As you can see, these thiamine-using enzymes play numerous vital roles in the functioning of cells, particularly neurons.


When thiamine levels decrease, the activity levels of all three enzymes are reduced to some extent. The specific reductions depend both on the enzyme and on the cell type. 


Overall, transketolase activity may be the most sensitive measure of thiamine deficiency. Substantial decline in transketolase activity resulting from thiamine deficiency has been found in various brain areas of alcoholics who do not exhibit the clinical and neuropathological signs of problems, suggesting that thiamine deficiency can cause adverse effects even before severe brain damage becomes obvious.

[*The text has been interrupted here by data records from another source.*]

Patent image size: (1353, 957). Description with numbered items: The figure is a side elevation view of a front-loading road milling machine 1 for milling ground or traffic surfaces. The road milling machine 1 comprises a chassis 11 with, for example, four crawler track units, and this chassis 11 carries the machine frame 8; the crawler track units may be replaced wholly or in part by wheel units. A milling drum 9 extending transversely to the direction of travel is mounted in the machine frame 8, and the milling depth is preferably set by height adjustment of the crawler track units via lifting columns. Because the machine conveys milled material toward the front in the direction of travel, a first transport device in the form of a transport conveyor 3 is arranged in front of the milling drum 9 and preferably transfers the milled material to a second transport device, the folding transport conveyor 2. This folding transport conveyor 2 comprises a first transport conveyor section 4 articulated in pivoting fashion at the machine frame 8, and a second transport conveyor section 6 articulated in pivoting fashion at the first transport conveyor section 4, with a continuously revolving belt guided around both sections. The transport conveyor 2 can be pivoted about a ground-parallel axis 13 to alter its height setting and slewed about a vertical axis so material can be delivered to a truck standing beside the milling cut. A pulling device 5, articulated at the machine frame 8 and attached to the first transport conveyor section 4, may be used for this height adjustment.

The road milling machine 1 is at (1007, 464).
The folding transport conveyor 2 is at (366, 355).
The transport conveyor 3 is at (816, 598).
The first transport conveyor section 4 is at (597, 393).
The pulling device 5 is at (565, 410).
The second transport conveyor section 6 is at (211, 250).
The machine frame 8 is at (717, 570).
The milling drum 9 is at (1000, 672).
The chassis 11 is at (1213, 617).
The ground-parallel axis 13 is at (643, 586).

Unfortunately, lack of detection and treatment of thiamine deficiency in both chronic alcohol abusers and nonalcoholics, is first diagnosed postmortem in over 80 percent of cases. 


Ellen Troyer, Spencer Thornton, MD, David Amess and the Biosyntrx staff


PEARL: The obvious question: How much alcohol is too much? According to extensive research by the National Institute on Alcohol Abuse and Alcoholism (NIAAA), less than 2 percent of drinkers who fall within the following guidelines develop alcohol- use disorders. 


For men, low-risk alcohol consumption is considered drinking four or fewer standard drinks on any single day and less than 14 drinks during any given week. 


For women, low-risk is three or fewer drinks on any given day, with no more than seven drinks per week. 


Low risk does not mean no risk. There are situations in which no level of drinking can be considered low risk. 

  • You plan to drive or operate heavy equipment.
  • You are pregnant or planning to become pregnant.
  • You have certain medical conditions, including cirrhosis of the liver, hepatitis C, and chronic pain, as well as some heart conditions and mental disorders.
  • You are taking medications that negatively interact with alcohol. 

  

The public service science information above is not meant to diagnose, treat, cure, or prevent any disease.